For much of the past two years, due to social distancing requirements in the pandemic, the bridge run has taken place in the Grand Hall, which adjoins the foyer near Parliament’s debating chamber. But this week, the run returned to the tiles, and this has been warmly welcomed by the Press Gallery because - let’s face it - it looks cooler there and fits well with the chess of parliamentary politics.
Thomas Coughlan, a senior political reporter with the New Zealand Herald, said it was symbolically nice to return to a location that is core to the country’s political reporting.
“There is a nostalgia and a certain aesthetic kind of thing that the tiles have been a feature of political reporting for my whole life, I think,” he said.
“The sound is beautiful. It’s in the middle of this atrium which goes up three storeys to this glass ceiling, and it produces this really kind of iconic sound which you didn’t get when you were in the grand hall.”
The Grand Hall has a feel quite distinct to the tiles, with a different light and a sound space not always helpful for media.
“The issue has been that, one, it’s very difficult to hear - we’ve got a lot of TV and radio people and the acoustics are terrible in there, and it’s really hard for us to hear them,” Coughlan explained.

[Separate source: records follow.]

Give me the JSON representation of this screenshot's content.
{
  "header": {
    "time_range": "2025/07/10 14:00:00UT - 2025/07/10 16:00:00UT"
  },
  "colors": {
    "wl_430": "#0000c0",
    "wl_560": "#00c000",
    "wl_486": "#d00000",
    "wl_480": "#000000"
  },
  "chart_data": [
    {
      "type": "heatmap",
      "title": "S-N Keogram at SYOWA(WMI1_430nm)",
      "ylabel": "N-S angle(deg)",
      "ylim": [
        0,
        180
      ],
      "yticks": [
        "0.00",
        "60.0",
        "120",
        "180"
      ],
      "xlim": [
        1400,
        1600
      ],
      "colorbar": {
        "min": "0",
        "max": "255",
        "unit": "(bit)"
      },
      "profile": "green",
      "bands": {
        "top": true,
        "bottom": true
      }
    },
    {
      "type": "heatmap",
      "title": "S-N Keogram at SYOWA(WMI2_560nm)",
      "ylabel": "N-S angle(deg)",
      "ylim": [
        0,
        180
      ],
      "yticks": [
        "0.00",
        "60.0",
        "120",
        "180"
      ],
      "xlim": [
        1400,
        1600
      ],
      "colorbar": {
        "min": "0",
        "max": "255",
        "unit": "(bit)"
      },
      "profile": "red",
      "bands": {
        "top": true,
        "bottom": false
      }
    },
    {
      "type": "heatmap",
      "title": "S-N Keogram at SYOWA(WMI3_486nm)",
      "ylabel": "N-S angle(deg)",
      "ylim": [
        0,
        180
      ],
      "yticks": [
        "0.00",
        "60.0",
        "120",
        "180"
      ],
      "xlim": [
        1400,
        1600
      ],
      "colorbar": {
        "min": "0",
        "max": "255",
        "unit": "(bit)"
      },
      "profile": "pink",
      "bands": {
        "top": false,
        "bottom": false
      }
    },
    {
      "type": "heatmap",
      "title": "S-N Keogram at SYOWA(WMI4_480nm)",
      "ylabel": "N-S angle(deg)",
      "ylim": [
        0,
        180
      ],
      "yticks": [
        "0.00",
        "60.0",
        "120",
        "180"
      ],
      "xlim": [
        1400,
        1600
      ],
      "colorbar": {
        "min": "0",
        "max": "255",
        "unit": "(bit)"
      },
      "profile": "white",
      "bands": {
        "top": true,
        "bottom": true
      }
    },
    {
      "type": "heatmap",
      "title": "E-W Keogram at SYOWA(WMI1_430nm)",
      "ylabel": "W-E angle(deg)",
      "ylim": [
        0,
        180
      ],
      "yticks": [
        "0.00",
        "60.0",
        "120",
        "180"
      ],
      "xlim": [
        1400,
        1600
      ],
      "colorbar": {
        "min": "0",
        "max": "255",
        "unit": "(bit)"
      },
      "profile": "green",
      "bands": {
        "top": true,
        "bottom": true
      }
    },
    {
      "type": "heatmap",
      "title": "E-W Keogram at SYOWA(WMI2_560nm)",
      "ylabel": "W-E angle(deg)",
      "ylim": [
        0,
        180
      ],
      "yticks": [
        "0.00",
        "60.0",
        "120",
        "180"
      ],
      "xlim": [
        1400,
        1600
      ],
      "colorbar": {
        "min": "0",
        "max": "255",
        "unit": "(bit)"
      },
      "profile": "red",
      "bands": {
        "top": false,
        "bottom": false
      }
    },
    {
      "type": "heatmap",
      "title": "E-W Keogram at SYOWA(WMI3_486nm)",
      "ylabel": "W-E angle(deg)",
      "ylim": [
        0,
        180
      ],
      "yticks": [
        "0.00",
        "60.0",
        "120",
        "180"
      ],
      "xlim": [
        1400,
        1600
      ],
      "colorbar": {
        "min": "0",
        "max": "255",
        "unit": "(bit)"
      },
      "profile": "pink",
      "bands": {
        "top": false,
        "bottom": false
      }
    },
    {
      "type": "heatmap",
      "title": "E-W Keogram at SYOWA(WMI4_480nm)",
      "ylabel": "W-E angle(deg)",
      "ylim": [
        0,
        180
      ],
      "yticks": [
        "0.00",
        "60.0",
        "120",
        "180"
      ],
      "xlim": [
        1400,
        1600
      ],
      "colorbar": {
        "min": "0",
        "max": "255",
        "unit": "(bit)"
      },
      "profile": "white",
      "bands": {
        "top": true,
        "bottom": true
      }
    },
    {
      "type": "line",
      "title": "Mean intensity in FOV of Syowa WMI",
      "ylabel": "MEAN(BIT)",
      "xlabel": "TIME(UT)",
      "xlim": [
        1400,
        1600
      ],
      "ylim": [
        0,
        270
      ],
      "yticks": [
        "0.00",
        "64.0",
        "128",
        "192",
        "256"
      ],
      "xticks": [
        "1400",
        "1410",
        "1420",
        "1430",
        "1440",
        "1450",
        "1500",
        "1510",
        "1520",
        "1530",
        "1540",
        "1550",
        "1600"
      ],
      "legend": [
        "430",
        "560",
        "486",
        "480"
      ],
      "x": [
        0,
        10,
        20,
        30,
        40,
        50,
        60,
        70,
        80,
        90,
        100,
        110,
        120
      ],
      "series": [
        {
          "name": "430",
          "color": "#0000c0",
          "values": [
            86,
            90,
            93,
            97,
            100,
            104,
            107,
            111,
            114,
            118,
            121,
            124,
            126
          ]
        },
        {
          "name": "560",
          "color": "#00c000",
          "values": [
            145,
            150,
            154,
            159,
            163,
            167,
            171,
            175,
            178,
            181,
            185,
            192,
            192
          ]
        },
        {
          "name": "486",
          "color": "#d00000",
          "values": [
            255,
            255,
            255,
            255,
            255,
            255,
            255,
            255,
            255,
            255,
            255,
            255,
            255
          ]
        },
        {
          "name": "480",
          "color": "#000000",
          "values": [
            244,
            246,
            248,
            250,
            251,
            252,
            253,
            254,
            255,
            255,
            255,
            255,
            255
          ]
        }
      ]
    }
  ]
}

“And also because the Grand Hall is in a slightly different place in Parliament, fewer MPs and ministers have been coming across the bridge, so there’s been more of a focus on big names in politics, those ministers and party leaders, and less of a focus on the 120 MPs who make up the Parliament.”
Being there on the tiles is such an essential ritual that Coughlan named his own politics podcast after it.
“What I quite like about ‘On the Tiles’ is that this is a political phrase that only means what it means in this country, and when someone says something ‘on the tiles’ - and granted I don’t think most New Zealanders would understand what you mean - but a significant number of people who read, listen and watch political news would know what ‘on the tiles’ means.”
Above all, according to Coughlan, the bridge run tradition is something that deserves to be protected, as few countries provide media with such regular access to elected representatives and the opportunity to apply scrutiny on government that New Zealand does.